GAUTAM KHAITAN - Supreme Court - Taxscan

The Supreme Court of India today set aside Delhi High Court order restraining the Income Tax department from taking any action against VVIP chopper scam accused Gautam Khaitan.

The Supreme Court’s order came on an appeal filed by the Union of India against the order of the Delhi High Court.

The three-Judge bench comprising of Justice Arun Mishra, Justice M.R Shah, and Justice B.R Gavai observed that, Section 3 provides that tax shall be charged on every assessee for every assessment year commencing on or after the 1st day of April, 2016 in respect of his total undisclosed foreign income and assets of the previous year. The rate of the said tax has been quantified at thirty per cent. The proviso to sub-section (1) of Section 3 of the Black Money Act provides, that undisclosed assets located outside India shall be charged to tax on its value in the previous year in which such asset comes to the notice of the Assessing Officer.

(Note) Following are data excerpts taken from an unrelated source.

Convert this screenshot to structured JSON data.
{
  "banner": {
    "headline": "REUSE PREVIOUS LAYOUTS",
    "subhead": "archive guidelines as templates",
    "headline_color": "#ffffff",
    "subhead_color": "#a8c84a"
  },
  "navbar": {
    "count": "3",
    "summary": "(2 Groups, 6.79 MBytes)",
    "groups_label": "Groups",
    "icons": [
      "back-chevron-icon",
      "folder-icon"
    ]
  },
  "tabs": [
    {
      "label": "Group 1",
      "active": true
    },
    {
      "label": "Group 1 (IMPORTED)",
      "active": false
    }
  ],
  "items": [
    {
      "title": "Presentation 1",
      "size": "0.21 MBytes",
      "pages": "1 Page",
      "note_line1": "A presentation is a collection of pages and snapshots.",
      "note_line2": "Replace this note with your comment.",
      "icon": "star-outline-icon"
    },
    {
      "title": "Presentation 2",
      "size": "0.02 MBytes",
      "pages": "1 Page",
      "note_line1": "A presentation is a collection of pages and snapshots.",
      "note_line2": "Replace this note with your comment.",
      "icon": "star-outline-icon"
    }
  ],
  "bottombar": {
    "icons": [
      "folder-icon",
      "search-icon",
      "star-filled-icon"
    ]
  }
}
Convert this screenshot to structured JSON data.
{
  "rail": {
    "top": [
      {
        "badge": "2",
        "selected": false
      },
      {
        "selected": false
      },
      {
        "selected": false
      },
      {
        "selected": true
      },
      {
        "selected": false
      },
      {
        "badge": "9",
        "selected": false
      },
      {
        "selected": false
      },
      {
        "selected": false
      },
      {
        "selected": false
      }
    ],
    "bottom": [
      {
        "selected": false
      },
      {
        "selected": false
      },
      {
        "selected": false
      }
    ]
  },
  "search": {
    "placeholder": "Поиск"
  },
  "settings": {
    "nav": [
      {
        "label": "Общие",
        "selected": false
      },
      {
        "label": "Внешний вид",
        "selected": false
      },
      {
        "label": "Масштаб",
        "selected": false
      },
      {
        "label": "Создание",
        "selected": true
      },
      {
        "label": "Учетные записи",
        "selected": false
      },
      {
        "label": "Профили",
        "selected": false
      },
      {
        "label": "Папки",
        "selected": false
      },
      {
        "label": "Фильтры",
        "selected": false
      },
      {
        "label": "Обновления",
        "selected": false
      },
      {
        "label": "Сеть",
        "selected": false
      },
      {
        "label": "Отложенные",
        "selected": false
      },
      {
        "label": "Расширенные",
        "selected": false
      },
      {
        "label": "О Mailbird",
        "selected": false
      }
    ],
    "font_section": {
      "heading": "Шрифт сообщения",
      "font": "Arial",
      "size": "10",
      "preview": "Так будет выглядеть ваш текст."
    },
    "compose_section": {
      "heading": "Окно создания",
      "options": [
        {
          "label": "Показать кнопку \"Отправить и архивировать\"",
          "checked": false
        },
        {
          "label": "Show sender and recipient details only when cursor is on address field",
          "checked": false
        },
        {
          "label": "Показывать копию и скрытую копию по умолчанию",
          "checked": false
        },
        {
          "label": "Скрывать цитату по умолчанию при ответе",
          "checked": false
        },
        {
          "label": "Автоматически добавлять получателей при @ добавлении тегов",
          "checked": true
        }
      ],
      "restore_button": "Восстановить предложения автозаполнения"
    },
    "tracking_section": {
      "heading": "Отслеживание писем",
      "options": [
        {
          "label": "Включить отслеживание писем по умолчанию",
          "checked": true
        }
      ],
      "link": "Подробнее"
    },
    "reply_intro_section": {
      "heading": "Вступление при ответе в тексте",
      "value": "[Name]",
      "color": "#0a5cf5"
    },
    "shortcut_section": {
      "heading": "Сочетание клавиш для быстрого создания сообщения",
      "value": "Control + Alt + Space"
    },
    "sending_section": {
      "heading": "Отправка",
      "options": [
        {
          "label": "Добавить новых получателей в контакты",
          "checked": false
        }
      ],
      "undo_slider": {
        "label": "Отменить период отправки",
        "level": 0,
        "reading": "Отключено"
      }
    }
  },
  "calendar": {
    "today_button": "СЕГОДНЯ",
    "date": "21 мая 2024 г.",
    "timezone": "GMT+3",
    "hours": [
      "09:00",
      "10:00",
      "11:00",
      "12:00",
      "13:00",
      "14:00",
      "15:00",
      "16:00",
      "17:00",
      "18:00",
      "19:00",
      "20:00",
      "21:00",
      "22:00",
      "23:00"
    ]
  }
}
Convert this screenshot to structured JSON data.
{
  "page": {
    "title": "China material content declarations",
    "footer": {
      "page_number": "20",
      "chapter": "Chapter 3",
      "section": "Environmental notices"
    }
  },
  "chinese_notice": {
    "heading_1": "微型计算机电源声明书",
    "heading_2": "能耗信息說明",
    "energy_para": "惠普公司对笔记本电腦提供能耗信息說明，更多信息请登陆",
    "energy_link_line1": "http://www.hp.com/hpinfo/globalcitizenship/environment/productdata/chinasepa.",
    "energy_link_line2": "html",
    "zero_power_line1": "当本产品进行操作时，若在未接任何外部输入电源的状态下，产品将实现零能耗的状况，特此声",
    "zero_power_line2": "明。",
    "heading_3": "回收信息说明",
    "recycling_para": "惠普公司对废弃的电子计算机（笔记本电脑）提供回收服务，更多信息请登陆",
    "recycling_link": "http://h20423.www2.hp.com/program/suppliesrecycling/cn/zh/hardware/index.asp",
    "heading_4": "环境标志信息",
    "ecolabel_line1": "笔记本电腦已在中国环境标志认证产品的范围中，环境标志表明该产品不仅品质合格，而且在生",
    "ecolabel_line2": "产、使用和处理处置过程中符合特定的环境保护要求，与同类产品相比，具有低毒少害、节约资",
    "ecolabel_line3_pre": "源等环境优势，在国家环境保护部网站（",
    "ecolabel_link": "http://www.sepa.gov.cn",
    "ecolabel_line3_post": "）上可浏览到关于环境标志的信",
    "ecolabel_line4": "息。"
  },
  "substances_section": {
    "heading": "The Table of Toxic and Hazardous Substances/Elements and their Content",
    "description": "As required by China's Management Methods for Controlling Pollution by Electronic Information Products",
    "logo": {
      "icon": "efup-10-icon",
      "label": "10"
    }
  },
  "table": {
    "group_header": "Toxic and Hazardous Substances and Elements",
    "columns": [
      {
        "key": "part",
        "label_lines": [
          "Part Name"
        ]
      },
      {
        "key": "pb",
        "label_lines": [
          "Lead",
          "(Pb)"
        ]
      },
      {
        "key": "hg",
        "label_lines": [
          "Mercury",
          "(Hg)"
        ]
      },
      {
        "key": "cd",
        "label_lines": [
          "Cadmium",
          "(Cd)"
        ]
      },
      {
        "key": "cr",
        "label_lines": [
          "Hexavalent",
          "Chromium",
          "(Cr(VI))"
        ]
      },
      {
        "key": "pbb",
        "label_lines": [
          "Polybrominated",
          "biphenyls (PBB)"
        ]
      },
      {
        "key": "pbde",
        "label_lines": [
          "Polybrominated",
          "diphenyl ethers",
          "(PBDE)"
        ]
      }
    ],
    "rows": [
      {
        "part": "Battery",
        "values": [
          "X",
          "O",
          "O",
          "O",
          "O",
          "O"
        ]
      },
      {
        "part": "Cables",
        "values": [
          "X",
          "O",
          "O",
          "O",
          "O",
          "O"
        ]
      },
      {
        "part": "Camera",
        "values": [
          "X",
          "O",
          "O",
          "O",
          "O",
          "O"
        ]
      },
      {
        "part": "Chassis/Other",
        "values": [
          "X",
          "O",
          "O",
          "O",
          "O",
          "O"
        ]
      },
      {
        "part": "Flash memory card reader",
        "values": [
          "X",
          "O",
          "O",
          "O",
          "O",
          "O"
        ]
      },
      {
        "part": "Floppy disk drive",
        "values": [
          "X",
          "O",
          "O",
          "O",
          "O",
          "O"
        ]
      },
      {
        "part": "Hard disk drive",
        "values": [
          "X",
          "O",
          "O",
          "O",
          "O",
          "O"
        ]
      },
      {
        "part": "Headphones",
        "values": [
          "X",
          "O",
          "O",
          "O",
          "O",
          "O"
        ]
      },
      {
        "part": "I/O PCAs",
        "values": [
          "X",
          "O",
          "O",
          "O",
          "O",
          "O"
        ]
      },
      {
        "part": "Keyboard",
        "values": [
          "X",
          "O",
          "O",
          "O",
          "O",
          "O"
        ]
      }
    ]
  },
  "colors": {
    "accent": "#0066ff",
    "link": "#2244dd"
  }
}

It would further be relevant to note that sub¬section (3) of Section 1 of the Black Money Act, itself provides that save as otherwise provided in this Act, it shall come into force on 1st day of July, 2015. A conjoint reading of the various provisions would reveal, that the Assessing Officer can charge the taxes only from the assessment year commencing on or after 01.04.2016. However, the value of the said asset has to be as per its valuation in the previous year. As such, even if there was no change of date in sub-section (3) of Section 1 of the Black Money Act, the value of the asset was to be determined as per its valuation in the previous year. The date has been changed only for the purpose of enabling the assessee(s) to take benefit of Section 59 of the Black Money Act. The power has been exercised only in order to remove difficulties. The penal provisions under Sections 50 and 51 of the Black Money Act would come into play only when an assessee has failed to take benefit of Section 59 and neither disclosed assets covered by the Black Money Act nor paid the tax and penalty thereon. As such, we find that the High Court was not right in holding that, by the notification/order impugned before it, the penal provisions were made retrospectively applicable.

While quashing the Delhi High Court order, the Supreme Court observed that, “The High Court is requested to decide the writ petition on its own merits. However, we clarify that the observations made by us are only for the purposes of examining the correctness of the interim order passed by the High Court and the High Court would decide the writ petition uninfluenced by the same”.